When Stone was recruiting Webb, it wasn't really Webb's height that worried Stone—he'd had success with other small guards at Midland—it was Spud's fragile build and babyish appearance. There is a 1978 calendar behind the cash register at Webb's Soul Market, which is just around the corner from the Cotton Bowl, and on the calendar is a portrait of the Webb family—five of the six kids, Mom and Dad. Spud, age 15, looks maybe nine. Bean says he recently found some photos of Spud at an even earlier age, dunking on a 6½-foot basket in the garage, smiling out at the camera and looking like a toddler.
Clearly, it's dangerous for anyone so small to constantly go so high. In recent years Webb has hit his head, neck and shoulder on the bottom of the backboard. Last summer he was undercut while dunking at a Dallas gym and fell on his side, injuring his neck and right knee. "That's why I hang on the rim," Webb says. "To protect myself."

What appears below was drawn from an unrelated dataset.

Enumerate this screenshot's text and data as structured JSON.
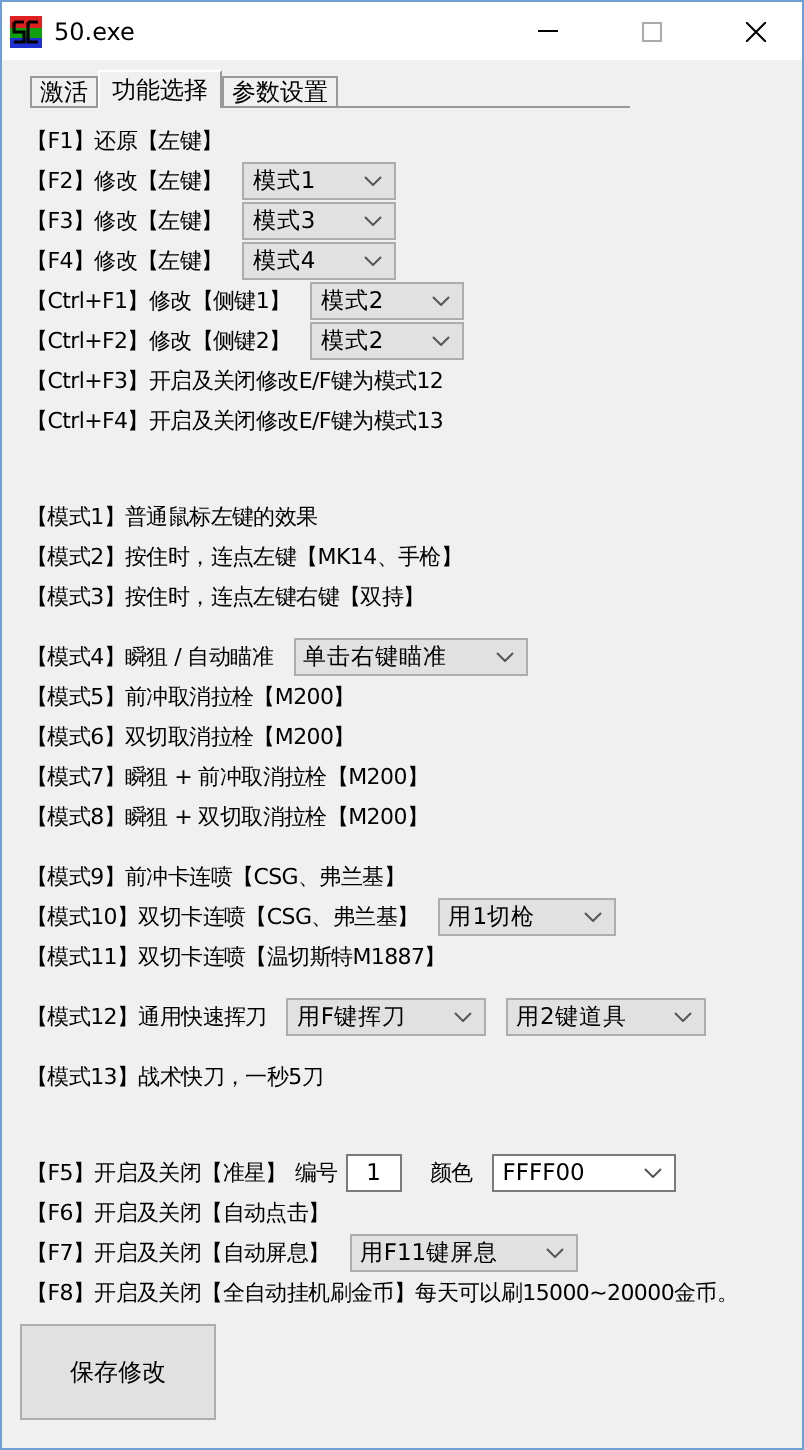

Stone's concerns about Webb's toughness—"You know, he only wears a size-7½ shoe," says the coach—were alleviated by two things that happened early last season. One occurred when a reporter asked Webb why he insisted upon driving in among "all that tall timber." "Because that's where the basket is," Webb replied. The other happened after Spud was steamrollered while taking a charge in a defensive drill, knocking a couple of his teeth through the skin below his lower lip. "I wondered what to think," Stone recalls. "How was he going to react?" The next day Webb was back at practice, stitches in mouth, taking charges.